Selon Graham et Haidt (2012), les violences idéalistes, c’est-à-dire celles qui sont motivées par nos idées ou nos valeurs, s’élaborent toujours autour d’un récit partagé sur le caractère sacré de notre identité ou de notre groupe. Selon ces psychologues, il est utile de distinguer au moins deux cas prototypiques. Le premier cas est facile à identifier. Il apparaît quand le « nous » se structure autour des valeurs de loyauté, de respect de l’autorité et de pureté. C’est là que l’on trouve les racines de la violence perpétrée par l’extrême droite ou l’intégrisme religieux. Le « nous » est alors glorifié, considéré comme étant supérieur ou plus pur que les autres groupes. Il mérite donc la première place, et ne tolère pas ceux qui lui barrent la route. L’exaltation de l’héroïsme, du contrôle et du sacrifice de soi va alors de pair avec le mépris et la déshumanisation des « autres ». Certaines violences peuvent aussi être liées à des valeurs qui semblent a priori s’opposer à la violence (p. ex. le souci de l’autre, l’équité). C’est le deuxième cas de figure identifié par Graham et Haidt (2012) dans lequel le « nous » trouve son caractère sacré dans son statut de victime. Il s’agit alors de construire un récit dans lequel il est nécessaire de faire justice, de venger les innocents, les oppressés, les dominés, les minorités, quitte à prendre les armes. Cette fois, ce n’est plus la glorification du « nous » qui est à l’origine de la violence mais la haine de « l’oppresseur ». C’est dans ces valeurs que puise la rhétorique des révolutionnaires, des résistants, des antifascistes, des activistes radicaux, etc.

Dans ce cas de figure comme dans le précédent, le « nous » se vit toujours comme le défenseur du Bien. Dans les deux cas, il sacralise un ensemble restreint de valeurs à l’exclusion de toutes les autres. Ainsi, comme le soulignent Graham et Haidt (2012), les formes idéalistes de violence semblent se situer aux antipodes du pluralisme moral. C’est un constat qui peut sans doute nous éclairer. Mais la psychologie sociale n’a pas vocation à nous dire quoi faire ou quoi penser. Elle peut néanmoins nous donner des outils pour mieux comprendre comment nous fonctionnons. À nous d’en faire bon usage.

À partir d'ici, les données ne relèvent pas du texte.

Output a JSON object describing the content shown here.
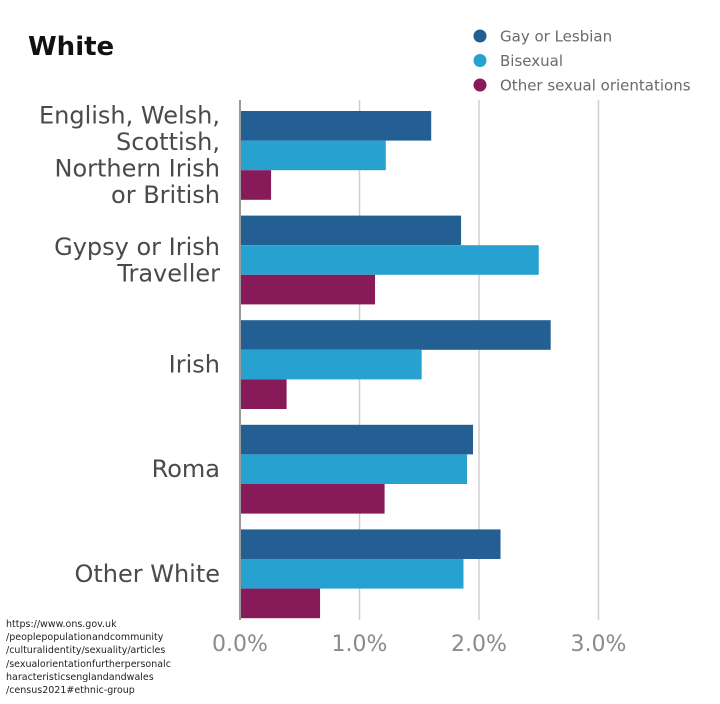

La thématique de la moralité a une histoire très récente en psychologie sociale. Les publications dans le domaine ont explosé ces dix dernières années, donnant lieu à des questions de recherches très variées, allant du raisonnement au comportement moral en passant par les émotions ou encore par l’identité morale. Tous ces travaux héritent tout autant de travaux antérieurs de la discipline que de la psychologie du développement, de la psychologie cognitive ou encore de la philosophie, des neurosciences ou de la biologie. Les travaux sur les convictions morales présentées dans cet article témoignent donc de la vitalité de la psychologie sociale tout en invitant les psychologues sociaux à revenir aux fondements de la discipline et à questionner à nouveau la notion d’attitude.